If by "their use case" you mean teaching CS, then I would agree.

> which sports much more than 'a pseudo-macro system'.

Well, Scheme doesn't really have many features. It's meant to be a simple (and by extension limited) language. I mentioned their pseudo-macro system since it's one of the parts where Scheme (badly) disconnects from its Lisp lineage.
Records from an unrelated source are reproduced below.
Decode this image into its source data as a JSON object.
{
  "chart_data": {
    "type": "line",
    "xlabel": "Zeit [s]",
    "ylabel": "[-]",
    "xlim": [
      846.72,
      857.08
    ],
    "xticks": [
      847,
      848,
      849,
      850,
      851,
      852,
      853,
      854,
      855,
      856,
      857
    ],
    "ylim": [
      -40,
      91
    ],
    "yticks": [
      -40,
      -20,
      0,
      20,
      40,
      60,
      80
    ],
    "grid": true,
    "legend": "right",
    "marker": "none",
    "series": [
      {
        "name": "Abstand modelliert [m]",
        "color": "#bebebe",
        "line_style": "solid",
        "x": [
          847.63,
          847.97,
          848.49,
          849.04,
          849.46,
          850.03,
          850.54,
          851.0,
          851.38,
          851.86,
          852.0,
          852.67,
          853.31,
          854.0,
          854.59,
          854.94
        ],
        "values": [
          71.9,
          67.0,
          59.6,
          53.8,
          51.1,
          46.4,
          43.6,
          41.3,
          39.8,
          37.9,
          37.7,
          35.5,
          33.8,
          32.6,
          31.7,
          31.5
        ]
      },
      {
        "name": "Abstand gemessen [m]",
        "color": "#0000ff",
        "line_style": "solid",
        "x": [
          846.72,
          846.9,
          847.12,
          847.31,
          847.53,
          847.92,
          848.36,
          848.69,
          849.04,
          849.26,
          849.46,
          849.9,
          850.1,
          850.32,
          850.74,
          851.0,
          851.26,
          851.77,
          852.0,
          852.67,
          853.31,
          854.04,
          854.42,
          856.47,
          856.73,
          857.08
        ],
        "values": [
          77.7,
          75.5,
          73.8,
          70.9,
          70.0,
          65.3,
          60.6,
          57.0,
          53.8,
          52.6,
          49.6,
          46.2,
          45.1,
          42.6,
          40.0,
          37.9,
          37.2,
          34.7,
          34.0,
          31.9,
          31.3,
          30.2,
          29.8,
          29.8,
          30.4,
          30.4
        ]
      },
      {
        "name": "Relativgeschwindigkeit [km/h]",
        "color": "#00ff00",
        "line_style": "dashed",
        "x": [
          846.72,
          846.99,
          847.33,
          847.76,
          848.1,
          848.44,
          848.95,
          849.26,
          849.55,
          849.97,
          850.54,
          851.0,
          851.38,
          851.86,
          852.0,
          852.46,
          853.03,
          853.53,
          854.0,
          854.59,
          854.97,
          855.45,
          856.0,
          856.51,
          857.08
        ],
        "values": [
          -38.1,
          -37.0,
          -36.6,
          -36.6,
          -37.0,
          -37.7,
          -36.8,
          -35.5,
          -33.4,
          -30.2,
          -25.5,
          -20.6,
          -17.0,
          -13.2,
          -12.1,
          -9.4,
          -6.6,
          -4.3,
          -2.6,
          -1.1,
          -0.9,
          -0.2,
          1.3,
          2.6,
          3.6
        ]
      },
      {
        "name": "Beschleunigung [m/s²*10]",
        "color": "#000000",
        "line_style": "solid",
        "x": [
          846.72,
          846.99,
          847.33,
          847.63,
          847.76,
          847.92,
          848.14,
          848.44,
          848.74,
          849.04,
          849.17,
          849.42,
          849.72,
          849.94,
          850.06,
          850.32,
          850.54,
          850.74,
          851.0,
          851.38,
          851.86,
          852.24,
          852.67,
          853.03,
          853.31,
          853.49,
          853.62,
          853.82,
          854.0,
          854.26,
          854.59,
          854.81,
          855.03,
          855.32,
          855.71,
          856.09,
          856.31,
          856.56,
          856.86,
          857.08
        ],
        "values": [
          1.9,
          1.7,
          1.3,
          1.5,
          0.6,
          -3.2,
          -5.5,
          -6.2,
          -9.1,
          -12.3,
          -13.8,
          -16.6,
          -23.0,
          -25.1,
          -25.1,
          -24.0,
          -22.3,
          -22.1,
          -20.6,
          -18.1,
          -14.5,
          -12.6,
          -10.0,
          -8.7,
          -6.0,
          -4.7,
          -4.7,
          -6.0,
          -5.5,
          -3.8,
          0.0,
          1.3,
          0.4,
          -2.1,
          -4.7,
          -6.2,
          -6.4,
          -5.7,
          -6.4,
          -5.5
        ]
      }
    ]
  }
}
yyyk2 | 3 years ago | on: Common Lisp vs Racket

The GUI situation in Common Lisp is pretty pitiful. AFAIK the best you get is ECL+QT5 or cffi-cl-gtk (which is GTK 3). I don't see a very favorable comparison for Racket at all in anything else though. When people talk about the benefits of Lisp, they are usually talking about the benefits of /Common/ Lisp. Other languages often misunderstand what makes Common Lisp so great, like in the case of Scheme's overly complex pseudo-macro system.